In any multi-channel DAQ or vibration control system, where each channel is capable of measuring unique sensors, it is necessary to quantify how the channels are different from each other. The channels are designed identically, but component tolerances will cause differences between channels.

For example, resistors and capacitors in a circuit will determine the cutoff frequency of a filter. The cutoff frequency of a filter is chosen in the design, but manufacturing of physical components always comes with some tolerance – error that the manufacturer specifies. If a 10 kΩ resistor is chosen in the design and has a tolerance of ±1%, the minimum resistance would be 9,900 Ω and the maximum resistance would be 10,100 Ω. When these resistors are used in different channels, each of them being one of the possible manifestations of the nominal 10 kΩ resistor, the cutoff frequencies of the filters in the channels will not be different. This can be seen clearly in the following two figures.

If all components have a 1% tolerance for a 500 kHz lowpass filter, the cutoff can vary (approximately) from 490 kHz to 510 kHz, assuming the worst-case in mismatch for both components simultaneously.

The cutoff frequency of a first-order filter is where the magnitude has dropped by 3 dB and the phase has shifted by 45 degrees. The cutoff frequency is also where the slope of the phase shift is at a maximum, which means slight changes in frequency near the cutoff result in large changes of phase.

The analog anti-alias filter in our Spider systems has a very high cutoff frequency (relative to the frequency content of the data), which is why our Spider systems have a very good channel-to-channel phase match. With a very high cutoff frequency, the amount of phase shift a signal experiences is minimized.
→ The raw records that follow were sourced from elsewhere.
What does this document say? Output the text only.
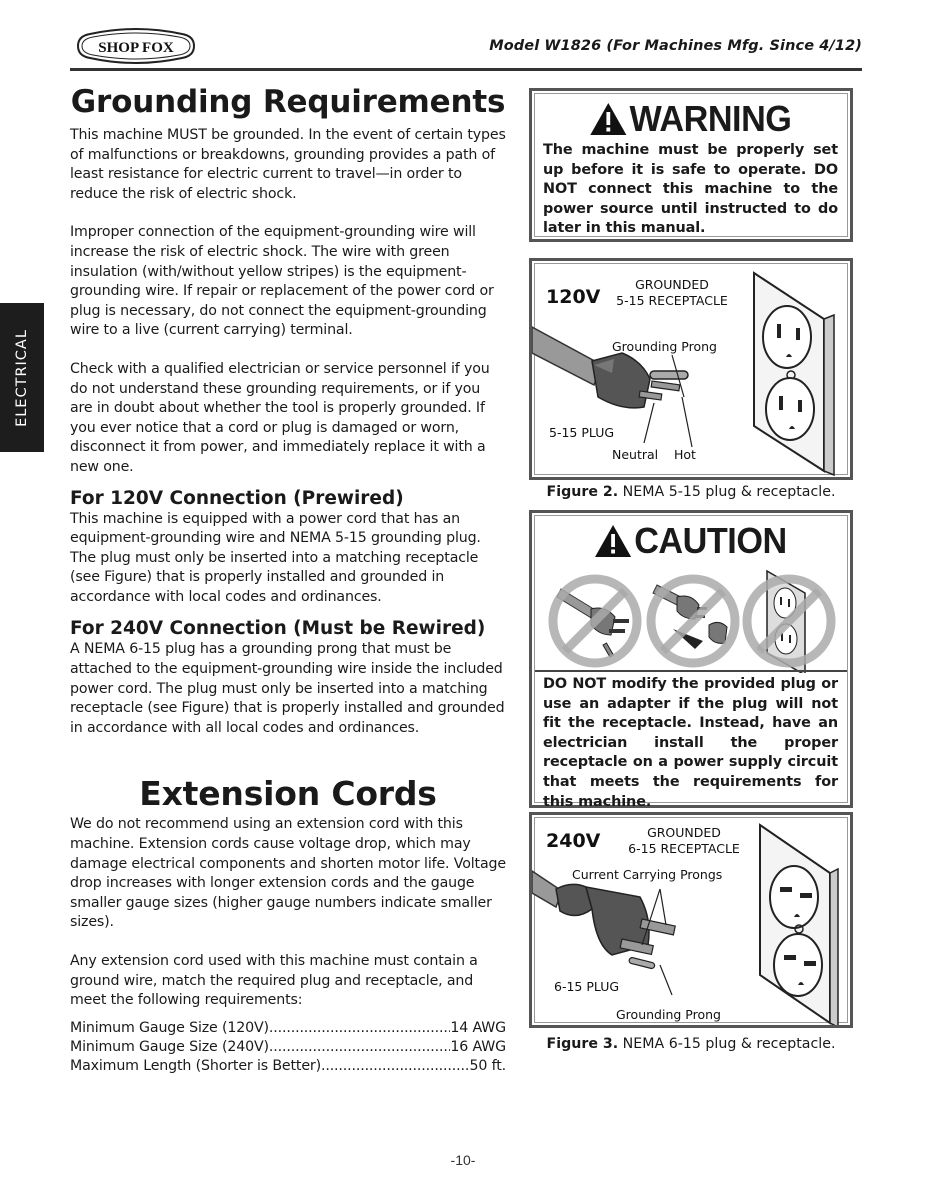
SHOP FOX	Model W1826 (For Machines Mfg. Since 4/12)
ELECTRICAL
Grounding Requirements

This machine MUST be grounded. In the event of certain types of malfunctions or breakdowns, grounding provides a path of least resistance for electric current to travel—in order to reduce the risk of electric shock.

Improper connection of the equipment-grounding wire will increase the risk of electric shock. The wire with green insulation (with/without yellow stripes) is the equipment-grounding wire. If repair or replacement of the power cord or plug is necessary, do not connect the equipment-grounding wire to a live (current carrying) terminal.

Check with a qualified electrician or service personnel if you do not understand these grounding requirements, or if you are in doubt about whether the tool is properly grounded. If you ever notice that a cord or plug is damaged or worn, disconnect it from power, and immediately replace it with a new one.

For 120V Connection (Prewired)

This machine is equipped with a power cord that has an equipment-grounding wire and NEMA 5-15 grounding plug. The plug must only be inserted into a matching receptacle (see Figure) that is properly installed and grounded in accordance with local codes and ordinances.

For 240V Connection (Must be Rewired)

A NEMA 6-15 plug has a grounding prong that must be attached to the equipment-grounding wire inside the included power cord. The plug must only be inserted into a matching receptacle (see Figure) that is properly installed and grounded in accordance with all local codes and ordinances.

Extension Cords

We do not recommend using an extension cord with this machine. Extension cords cause voltage drop, which may damage electrical components and shorten motor life. Voltage drop increases with longer extension cords and the gauge smaller gauge sizes (higher gauge numbers indicate smaller sizes).

Any extension cord used with this machine must contain a ground wire, match the required plug and receptacle, and meet the following requirements:

Minimum Gauge Size (120V) .....	14 AWG
Minimum Gauge Size (240V) .....	16 AWG
Maximum Length (Shorter is Better) .....	50 ft.
WARNING
The machine must be properly set up before it is safe to operate. DO NOT connect this machine to the power source until instructed to do later in this manual.
120V
GROUNDED
5-15 RECEPTACLE
Grounding Prong
5-15 PLUG
Neutral Hot
Figure 2. NEMA 5-15 plug & receptacle.
CAUTION
DO NOT modify the provided plug or use an adapter if the plug will not fit the receptacle. Instead, have an electrician install the proper receptacle on a power supply circuit that meets the requirements for this machine.
240V	GROUNDED
6-15 RECEPTACLE
Current Carrying Prongs
6-15 PLUG
Grounding Prong
Figure 3. NEMA 6-15 plug & receptacle.
-10-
The remaining alias cancellation is handled by the internal decimation filter of the delta-sigma analog to digital converter. For more information on the alias rejection of the decimation filter, see the application note ‘Alias Rejection and Alias-free Bandwidth’.

The next figure shows how phase match can be measured in EDM by using the Frequency Response Function (FRF). The white noise signal was generated using the Spider-80X output channel and the input channels on the same Spider-80X were used to check the phase mismatch. The customized marker in the lower left corner shows the phase shift between each channel with respect to channel 1. For this particular Spider-80X, the maximum phase shift relative to channel 1 is channel 7 – about -0.16 degrees at 20 kHz.

It is possible to link many Spiders together to form a high channel count system, up to 512 channels. The Spider-80Xi is a chassis that contains up to 32 or 64 channels per chassis. All 512 channels are sampled simultaneously and phase match between systems is guaranteed to be less than 1 degree at 20 kHz. This level of precision between modules is achieved with extremely tight tolerances placed on the clocks inside every Spider. With the addition of the Spider-HUB, networking with multiple Spiders is both convenient and precise, providing a modular design as well as fulfilling the IEEE 1588v2 standard – time stamping accuracy is guaranteed to be less than 50 nanoseconds.